Machen diese das auch ?

Das ist eine Frage der Wirtschaftlichkeit. Jeder Landwirt muss für sich entscheiden, was für ihn ökonomischer ist. Gekauftes Saatgut hat eine sehr hochwertige Qualität und eine sehr hohe Keimfähigkeit. Das habe ich bei eigenem Saatgut nicht unbedingt. Bei der Rechnung spielen auch Faktoren wie die Saatgutmenge, die ich benötige, der Mehrertrag oder die Krankheitsresistenz eine Rolle.

Und das Monsanto-Saatgut? Wird das in Bayern ebenfalls verwendet?

Alles Saatgut, was nicht gentechnisch verändert ist, und das entsprechend zertifiziert ist, ist frei handelbar. Da gibt es keine Beschränkungen. Bei Gentechnik fährt Deutschland übrigens eine Null-Toleranz-Politik. Die Kontrollen sind sehr rigide. Das Prüfwesen ist so streng, dass Verbraucher sich absolut sicher sein können, dass in ihren Produkten keine Gentechnik steckt.
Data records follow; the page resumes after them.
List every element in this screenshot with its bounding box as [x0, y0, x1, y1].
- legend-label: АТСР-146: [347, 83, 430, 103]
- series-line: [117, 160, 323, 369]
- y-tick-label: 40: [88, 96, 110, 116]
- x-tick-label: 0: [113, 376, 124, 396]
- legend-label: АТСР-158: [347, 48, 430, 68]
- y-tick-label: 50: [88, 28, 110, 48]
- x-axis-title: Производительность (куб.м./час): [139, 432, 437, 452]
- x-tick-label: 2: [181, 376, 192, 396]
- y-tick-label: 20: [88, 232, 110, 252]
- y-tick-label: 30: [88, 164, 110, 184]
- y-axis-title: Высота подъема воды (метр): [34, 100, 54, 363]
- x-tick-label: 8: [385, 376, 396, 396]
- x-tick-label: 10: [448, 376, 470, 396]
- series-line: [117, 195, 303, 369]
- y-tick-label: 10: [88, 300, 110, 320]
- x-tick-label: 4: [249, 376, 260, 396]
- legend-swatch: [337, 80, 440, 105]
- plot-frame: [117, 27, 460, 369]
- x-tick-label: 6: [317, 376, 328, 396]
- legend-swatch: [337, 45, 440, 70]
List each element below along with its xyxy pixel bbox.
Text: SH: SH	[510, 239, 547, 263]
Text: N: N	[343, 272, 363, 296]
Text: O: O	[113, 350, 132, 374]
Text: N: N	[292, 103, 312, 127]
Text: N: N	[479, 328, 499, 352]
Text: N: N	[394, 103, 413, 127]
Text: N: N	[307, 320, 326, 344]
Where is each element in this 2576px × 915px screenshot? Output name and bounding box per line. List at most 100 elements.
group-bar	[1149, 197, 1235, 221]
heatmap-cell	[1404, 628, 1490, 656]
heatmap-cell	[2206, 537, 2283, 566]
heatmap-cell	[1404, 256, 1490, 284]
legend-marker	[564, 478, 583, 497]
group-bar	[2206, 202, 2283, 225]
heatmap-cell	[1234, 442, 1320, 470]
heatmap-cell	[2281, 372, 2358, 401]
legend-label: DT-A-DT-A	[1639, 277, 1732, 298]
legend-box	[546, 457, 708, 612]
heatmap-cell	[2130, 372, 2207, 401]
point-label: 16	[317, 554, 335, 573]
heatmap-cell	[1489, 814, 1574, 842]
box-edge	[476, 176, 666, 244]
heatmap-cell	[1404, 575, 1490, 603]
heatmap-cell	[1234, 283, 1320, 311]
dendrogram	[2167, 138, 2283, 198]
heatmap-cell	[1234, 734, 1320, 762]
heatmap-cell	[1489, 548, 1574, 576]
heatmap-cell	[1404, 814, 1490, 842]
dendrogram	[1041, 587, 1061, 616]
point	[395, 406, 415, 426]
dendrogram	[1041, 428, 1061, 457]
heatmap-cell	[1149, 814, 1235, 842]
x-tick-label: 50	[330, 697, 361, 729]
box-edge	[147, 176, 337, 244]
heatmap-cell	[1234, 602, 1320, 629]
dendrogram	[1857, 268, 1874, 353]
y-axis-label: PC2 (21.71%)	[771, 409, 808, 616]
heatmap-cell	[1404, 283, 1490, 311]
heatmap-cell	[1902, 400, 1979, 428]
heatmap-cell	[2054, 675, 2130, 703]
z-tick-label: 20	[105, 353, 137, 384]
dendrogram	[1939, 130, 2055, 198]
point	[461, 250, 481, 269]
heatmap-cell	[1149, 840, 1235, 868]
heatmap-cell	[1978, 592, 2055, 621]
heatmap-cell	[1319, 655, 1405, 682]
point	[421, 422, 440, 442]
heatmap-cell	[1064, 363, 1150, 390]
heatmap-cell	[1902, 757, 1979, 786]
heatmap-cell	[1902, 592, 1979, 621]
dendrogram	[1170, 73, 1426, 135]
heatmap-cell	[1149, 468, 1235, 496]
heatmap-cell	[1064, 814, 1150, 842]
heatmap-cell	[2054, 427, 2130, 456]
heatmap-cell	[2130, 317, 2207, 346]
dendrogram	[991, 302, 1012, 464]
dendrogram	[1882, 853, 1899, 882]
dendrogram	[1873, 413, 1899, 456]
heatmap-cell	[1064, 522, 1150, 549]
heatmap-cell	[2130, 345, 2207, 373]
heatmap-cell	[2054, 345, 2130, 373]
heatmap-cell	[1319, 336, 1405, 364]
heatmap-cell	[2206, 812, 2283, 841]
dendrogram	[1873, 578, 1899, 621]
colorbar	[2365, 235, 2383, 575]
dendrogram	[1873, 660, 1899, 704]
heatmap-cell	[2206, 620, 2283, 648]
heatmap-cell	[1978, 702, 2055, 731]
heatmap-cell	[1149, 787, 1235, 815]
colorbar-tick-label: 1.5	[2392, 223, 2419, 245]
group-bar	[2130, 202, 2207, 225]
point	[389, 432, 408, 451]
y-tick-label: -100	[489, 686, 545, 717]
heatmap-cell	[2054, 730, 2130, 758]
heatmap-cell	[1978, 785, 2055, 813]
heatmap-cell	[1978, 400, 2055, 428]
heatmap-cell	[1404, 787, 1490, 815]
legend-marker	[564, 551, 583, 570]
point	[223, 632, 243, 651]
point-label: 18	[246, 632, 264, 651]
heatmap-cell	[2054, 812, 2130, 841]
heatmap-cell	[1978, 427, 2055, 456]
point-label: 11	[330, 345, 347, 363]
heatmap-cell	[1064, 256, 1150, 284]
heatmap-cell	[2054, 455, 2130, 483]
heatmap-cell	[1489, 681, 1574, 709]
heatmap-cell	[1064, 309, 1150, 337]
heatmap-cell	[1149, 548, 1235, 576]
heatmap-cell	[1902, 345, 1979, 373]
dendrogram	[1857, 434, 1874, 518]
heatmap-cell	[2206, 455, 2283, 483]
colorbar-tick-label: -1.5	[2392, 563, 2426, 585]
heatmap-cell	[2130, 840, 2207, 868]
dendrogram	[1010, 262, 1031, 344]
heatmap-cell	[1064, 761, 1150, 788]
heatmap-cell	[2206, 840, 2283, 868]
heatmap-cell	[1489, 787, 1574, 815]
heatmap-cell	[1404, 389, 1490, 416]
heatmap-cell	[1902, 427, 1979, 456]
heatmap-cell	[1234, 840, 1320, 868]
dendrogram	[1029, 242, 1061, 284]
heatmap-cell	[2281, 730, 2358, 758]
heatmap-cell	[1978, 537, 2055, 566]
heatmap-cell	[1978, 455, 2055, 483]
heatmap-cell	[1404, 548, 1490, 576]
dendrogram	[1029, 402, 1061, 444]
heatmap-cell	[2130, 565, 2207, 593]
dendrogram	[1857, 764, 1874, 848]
Wie wichtig sind Pflanzenschutz- und Düngemittel in der konventionellen Landwirtschaft?

Durch deren Verwendung, sichern wir beständige und hohe Erträge. Natürlich gibt es dafür strenge Aufzeichnungspflichten, und jeder Landwirt, der Pflanzenschutzmittel einsetzt, muss regelmäßig seine Sachkunde nachweisen.

Wie schätzen Sie die zukünftige Entwicklung im Agrarsektor ein?

Aktuell kann man noch wenig sagen. Monsanto ist derzeit in Deutschland noch nicht so stark vertreten. Und mit Düngemitteln haben beide Unternehmen sowieso nur weniger zu tun. Die Fusion der beiden Konzerne erleichtert Monsanto jedoch den Zugang zu unserem guten deutschen und bayerischen Markt. Wir können nur hoffen: Die Vielfalt in unserer Landwirtschaft muss erhalten bleiben. Unsere Bauern müssen weiterhin die Chance haben, aus verschiedenen Sämereien auszuwählen. Wir haben schon öfters gesehen, dass Fusionen nicht unbedingt zum Vorteil der Bauern sind. Aber am Ende werden wir die Entwicklung nur beobachten können. Beeinflussen werden wir sie sicherlich nicht.